Episode Report Card Couch Baron: B+ | 11 USERS: A- YOU GRADE IT Here's a Question For You
By Couch Baron | Season 1 | Episode 4 | Aired on 2007.08.10
Soon after, Pete's still lying miserably on his couch when Roger, followed by Don, bursts in and chews Pete out for what he did. With the obvious intention of getting Pete to toe Don's line, he spins a yarn that he and Bertram wanted Pete out, but Don fought for him. Don's plenty smart enough to play along, while Pete's plenty dumb enough actually to believe this. Pete looks to Don and says he doesn't know what to say, but Roger tells him to shut up, and goes on that Don is Pete's commanding officer. "You live and die in his shadow. Understood?" Pete nods his head like a kid in the principal's office who's just been told his parents won't be called, and Roger starts to leave, but Pete tells Don he won't let him down. Roger stops: "Jesus, Campbell! Don't ever say that!" Hee. The men leave, and the boy flops down in relief.
Later, Roger is sitting in Don's office telling him how his generation drinks for the wrong reasons -- Roger's generation drinks because it's good and it's what men do, but Don's drinks to drive away gloomy thoughts and worries. "You're all busy licking some imaginary wound." And once again, the show subtly drives home the point that men and women, gender-identity-wise, were losing their way in this period. Don counters that maybe he's not as comfortable being powerless as Roger is, and Roger, after admonishing Don not to compete with Pete, muses that perhaps every generation thinks the next one is the end of it all. "I bet there were people in the Bible walking around complaining about kids today." Herod the Great comes to mind. Don notes that kids today have no one to look up to. "Because they're looking up to us."

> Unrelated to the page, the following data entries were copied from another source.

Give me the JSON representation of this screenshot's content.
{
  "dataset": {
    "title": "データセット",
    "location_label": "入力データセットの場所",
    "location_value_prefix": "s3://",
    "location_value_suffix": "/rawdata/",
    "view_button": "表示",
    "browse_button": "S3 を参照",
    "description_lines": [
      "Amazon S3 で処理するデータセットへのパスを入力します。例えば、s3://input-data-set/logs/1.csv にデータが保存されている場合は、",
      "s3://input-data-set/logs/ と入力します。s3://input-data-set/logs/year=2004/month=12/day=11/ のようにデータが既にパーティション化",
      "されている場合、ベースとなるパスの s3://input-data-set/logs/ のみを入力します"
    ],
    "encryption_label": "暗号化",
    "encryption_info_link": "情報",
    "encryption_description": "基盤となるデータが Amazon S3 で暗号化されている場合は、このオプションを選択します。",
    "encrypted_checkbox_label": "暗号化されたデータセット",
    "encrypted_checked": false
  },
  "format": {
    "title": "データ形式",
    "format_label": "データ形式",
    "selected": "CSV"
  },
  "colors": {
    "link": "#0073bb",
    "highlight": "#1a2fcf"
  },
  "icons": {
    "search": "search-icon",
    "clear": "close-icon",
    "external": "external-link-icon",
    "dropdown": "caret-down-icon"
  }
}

Trudy and Pete are back with the realtor in the new place, and after some small talk, they're joined by a neighbor, who's on the co-op board, and Trudy's parents. The neighbor wastes no time in confirming that Pete is from Dyckman (his mother's maiden name) stock, and is pretty clear in her "we can skip the formalities of co-op approval" attitude, but Pete walks out to the balcony, leaving Trudy to gush some story about one of Pete's relatives. Pete's expression is a mixture of contempt toward his family and happiness that his name counts for something, and Ella Fitzgerald sings "Manhattan" as Pete regards the view, and we fade to black.